Until recently, big data processing has been dominated by batch systems like MapReduce and Spark, which allow us to periodically process a large amount of data very efficiently. As a result, most of today’s machine learning workload is done in batches. For example, a model might generate predictions once a day and be updated with new training data once a month.
While batch-first machine learning still works for many companies, this paradigm often leads to suboptimal model performance and lost business opportunities. In the coming year, I hope that more companies will deploy models that can generate predictions in real time and update more frequently to adapt to changing environments.
Consider an ecommerce website where half the visitors are new users or existing users who aren’t logged in. Because these visitors are new, there are no recommendations personalized to them until the next batch of predictions is computed. By then, it’s likely that many of these visitors will have left without making a purchase because they didn’t find anything relevant to them.
In the last couple of years, technically progressive companies have moved toward real-time machine learning. The first level is online prediction. These companies use streaming technologies like Kafka and Kinesis to capture and process a visitor’s activities on their sites — often called behavioral data — in real-time. This enables them to extract online features and combine them with batch features to generate predictions tailored to a specific visitor based on their activities. Companies that have switched to online prediction, which include Coveo, eBay, Faire, Stripe, and Netflix, have seen more accurate predictions. This leads to higher conversion rates, retention rates, and eventually higher revenue. Online inference also enables sophisticated evaluation techniques like contextual bandits that can determine the best-performing model using much less data than traditional A/B testing.

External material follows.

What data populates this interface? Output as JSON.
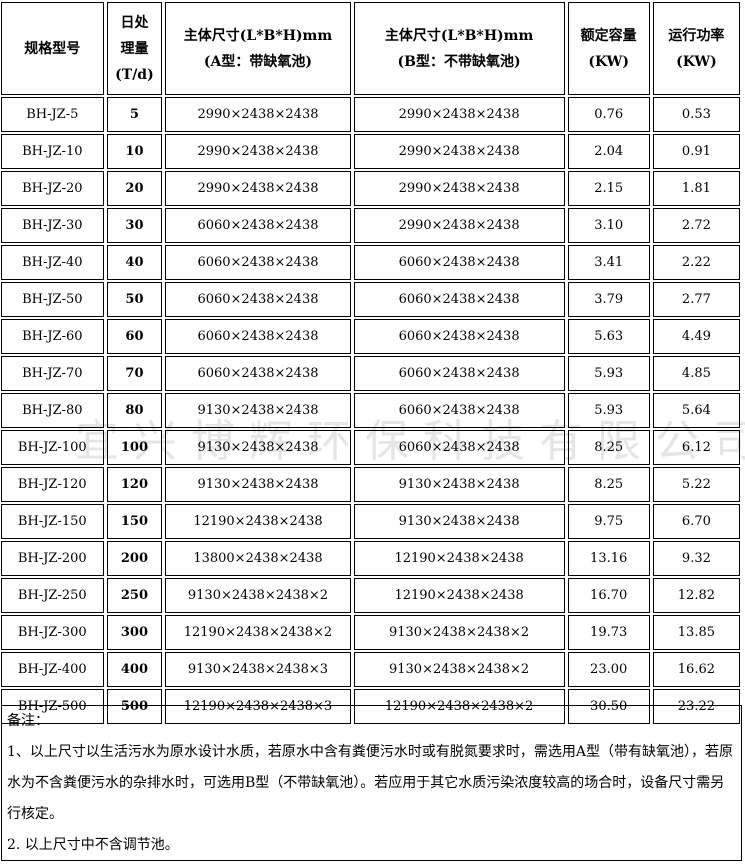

The next level of real-time machine learning is continual learning. While machine learning practitioners understand that data distributions shift continually and models go stale in production, the vast majority of models used in production today can’t adapt to shifting data distributions. The more the distribution shifts, the worse the model’s performance. Frequent retraining can help combat this, but the holy grail is to automatically and continually update the model with new data whenever it shows signs of going stale.

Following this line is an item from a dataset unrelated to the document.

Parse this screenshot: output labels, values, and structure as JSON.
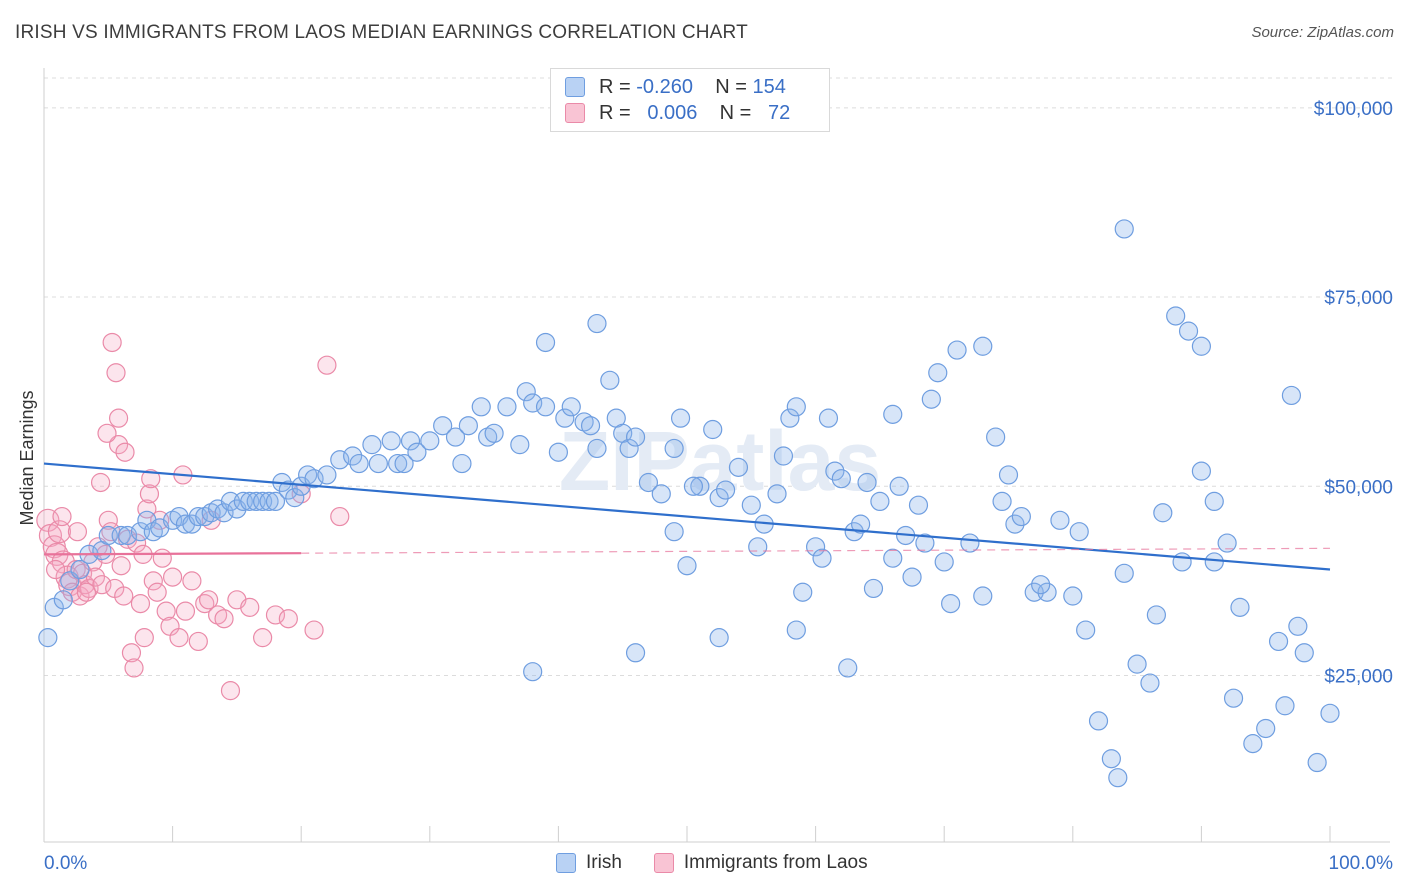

Continual learning not only helps improve performance, but it can also reduce training costs. When you retrain your model once a month, you may need to train it from scratch on a lot of data. However, with continual learning, you may only need to fine-tune it with a much smaller amount of new data.
A handful of companies have used continual learning successfully including Alibaba, ByteDance, and Tencent. However, it requires heavy infrastructure investment and a mental shift. Therefore, it still meets with a lot of resistance, and I don’t expect many companies to embrace it for at least a few years.
In 2022, I expect a lot more companies to move toward online prediction, thanks to increasingly mature streaming technologies and a growing number of success stories. And the same underlying streaming infrastructure can be leveraged for real-time model analytics.
Chip Huyen works on a startup that helps companies move toward real-time machine learning. She teaches Machine Learning Systems Design at Stanford University.